Bullying has long been an evolving societal injustice that can lead to lifelong implications for those on the receiving end of the abuse.

That’s why the subject has been a career-long area of concern and action for Kathryn Jens, PhD ’78, MA ’75. A licensed clinical psychologist who has maintained her own psychology practice for more than four decades, Jens served as a school psychologist for 24 years in the Cherry Creek School District in Colorado, not far from Columbine High School where two teenagers wielding guns committed a heinous act that thrust the school—and the issue of bullying—into the national spotlight in 1999.

Just before Columbine, Jens worked with an ad hoc group of like-minded professionals to create a school-based intervention called Bully-Proofing Your School, the first program in the United States designed to help educators address bullying and violence more holistically. Years later, while attending a national conference on bullying, she learned of the groundbreaking work happening at her alma mater when she met Amanda Nickerson, director of the Alberti Center for Bullying Abuse Prevention in UB’s Graduate School of Education. Jens was immediately impressed by the caliber of thought leadership at the center.
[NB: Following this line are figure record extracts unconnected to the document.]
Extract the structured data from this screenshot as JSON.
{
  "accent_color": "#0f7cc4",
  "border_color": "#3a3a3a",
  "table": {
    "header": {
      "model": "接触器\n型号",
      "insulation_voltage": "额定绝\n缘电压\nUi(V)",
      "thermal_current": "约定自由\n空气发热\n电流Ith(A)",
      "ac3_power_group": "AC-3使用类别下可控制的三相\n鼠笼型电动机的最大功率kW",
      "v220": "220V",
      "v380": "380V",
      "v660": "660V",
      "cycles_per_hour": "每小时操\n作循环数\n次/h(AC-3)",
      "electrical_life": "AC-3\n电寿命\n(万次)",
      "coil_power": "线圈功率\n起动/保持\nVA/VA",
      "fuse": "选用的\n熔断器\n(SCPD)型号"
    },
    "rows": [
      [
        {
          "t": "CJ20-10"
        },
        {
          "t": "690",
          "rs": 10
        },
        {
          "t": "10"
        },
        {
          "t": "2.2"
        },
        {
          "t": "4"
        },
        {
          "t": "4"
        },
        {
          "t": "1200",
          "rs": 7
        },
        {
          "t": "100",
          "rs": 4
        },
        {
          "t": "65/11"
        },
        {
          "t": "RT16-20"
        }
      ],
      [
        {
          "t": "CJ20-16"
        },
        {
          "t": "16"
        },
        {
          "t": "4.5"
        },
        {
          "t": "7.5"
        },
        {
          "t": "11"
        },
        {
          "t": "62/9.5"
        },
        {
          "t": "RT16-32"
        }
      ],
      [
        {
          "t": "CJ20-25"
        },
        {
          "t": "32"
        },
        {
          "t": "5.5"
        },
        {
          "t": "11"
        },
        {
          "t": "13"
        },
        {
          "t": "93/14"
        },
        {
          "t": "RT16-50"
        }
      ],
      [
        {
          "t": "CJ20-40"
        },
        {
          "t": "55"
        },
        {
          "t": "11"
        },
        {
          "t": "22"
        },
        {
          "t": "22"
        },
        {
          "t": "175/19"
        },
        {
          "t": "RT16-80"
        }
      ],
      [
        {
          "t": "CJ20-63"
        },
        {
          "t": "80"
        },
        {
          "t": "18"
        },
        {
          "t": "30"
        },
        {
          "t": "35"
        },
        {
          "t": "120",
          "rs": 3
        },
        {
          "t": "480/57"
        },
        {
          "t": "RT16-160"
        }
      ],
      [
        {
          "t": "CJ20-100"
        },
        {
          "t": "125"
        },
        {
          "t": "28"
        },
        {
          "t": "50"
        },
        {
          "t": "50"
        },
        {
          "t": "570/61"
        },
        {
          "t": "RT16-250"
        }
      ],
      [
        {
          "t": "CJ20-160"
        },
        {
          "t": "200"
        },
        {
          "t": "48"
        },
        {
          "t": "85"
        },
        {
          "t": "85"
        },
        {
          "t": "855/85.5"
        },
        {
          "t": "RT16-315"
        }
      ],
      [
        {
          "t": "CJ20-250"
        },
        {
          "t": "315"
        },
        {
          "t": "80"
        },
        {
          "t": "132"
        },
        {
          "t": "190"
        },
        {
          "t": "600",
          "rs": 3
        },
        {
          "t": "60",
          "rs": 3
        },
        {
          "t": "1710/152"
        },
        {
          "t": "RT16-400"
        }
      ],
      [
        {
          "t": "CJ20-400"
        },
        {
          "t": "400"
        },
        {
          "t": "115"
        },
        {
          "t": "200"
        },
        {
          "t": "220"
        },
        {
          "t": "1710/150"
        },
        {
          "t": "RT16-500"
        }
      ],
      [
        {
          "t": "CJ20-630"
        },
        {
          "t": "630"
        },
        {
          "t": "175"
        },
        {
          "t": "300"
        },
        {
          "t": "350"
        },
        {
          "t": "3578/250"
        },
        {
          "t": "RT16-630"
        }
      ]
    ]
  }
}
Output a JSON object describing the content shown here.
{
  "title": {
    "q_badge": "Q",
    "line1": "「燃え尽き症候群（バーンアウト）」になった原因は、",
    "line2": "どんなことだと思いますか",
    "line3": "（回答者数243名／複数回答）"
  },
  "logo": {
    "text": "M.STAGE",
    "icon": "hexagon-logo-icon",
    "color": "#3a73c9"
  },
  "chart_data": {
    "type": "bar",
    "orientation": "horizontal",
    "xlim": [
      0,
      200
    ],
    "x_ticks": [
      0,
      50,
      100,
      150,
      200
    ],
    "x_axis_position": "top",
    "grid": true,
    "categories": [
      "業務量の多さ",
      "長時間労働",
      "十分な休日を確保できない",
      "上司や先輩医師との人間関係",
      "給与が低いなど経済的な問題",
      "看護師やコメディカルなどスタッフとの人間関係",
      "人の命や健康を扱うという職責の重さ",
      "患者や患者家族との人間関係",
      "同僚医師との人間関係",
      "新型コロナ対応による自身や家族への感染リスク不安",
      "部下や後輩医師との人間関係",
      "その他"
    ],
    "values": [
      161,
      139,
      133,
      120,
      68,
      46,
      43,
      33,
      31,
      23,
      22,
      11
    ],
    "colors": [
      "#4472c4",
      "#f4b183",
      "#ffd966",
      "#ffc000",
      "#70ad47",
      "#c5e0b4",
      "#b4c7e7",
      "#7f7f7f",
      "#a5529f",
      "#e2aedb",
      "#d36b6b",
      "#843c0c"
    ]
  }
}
In 2021 Jens made the first of many gifts to the Alberti Center to establish a graduate student fellowship. Shortly after, she began making plans for a bequest commitment of $1.5 million to fund the first-ever endowed faculty position in GSE.

“My hope is that the endowed position will give UB, and the Alberti Center, even more esteem,” explains Jens. “It’s an assurance that the work will continue. Bullying is such a universal human issue, and it’s not a topic that the world will soon move on from.”

“Through the fellowship supported by Dr. Jens, I have attended conferences to present my work, contributed to research, and I’m working on several manuscripts,” says Lucia Sun, BA ’20, a graduate assistant at the Alberti Center. “The projects I am involved with are providing me with the experience to conduct my own research focusing on protective factors relating to social support, trauma-responsive care within schools, and mental health well-being among BIPOC, immigrant and refugee children and families.”

“This endowed position helps draw attention to the important research produced by scholars associated with the Alberti Center,” says Suzanne Rosenblith, dean of the Graduate School of Education. “It also signals support for GSE’s commitment to community-engaged research that seeks to address societal concerns, of which bullying is paramount.”

As bullying continues to evolve from playgrounds to cyber arenas, Jens’ generosity guarantees that UB will continue to be at the forefront of fixing it.

Amanda Nickerson.

THE FUTURE OF BULLYING PREVENTION

Pictured left to right: Alberti Center Associate Director Stephanie Fredrick, Kathryn Jens and Amanda Nickerson.

“An endowed chair elevates the position of the GSE and will expand the capacity of the Alberti Center for additional levels of support to advance cutting-edge research,” explains Amanda Nickerson. “Focused funding is absolutely essential to produce high-quality research that directly impacts schools, communities, youth and their families.”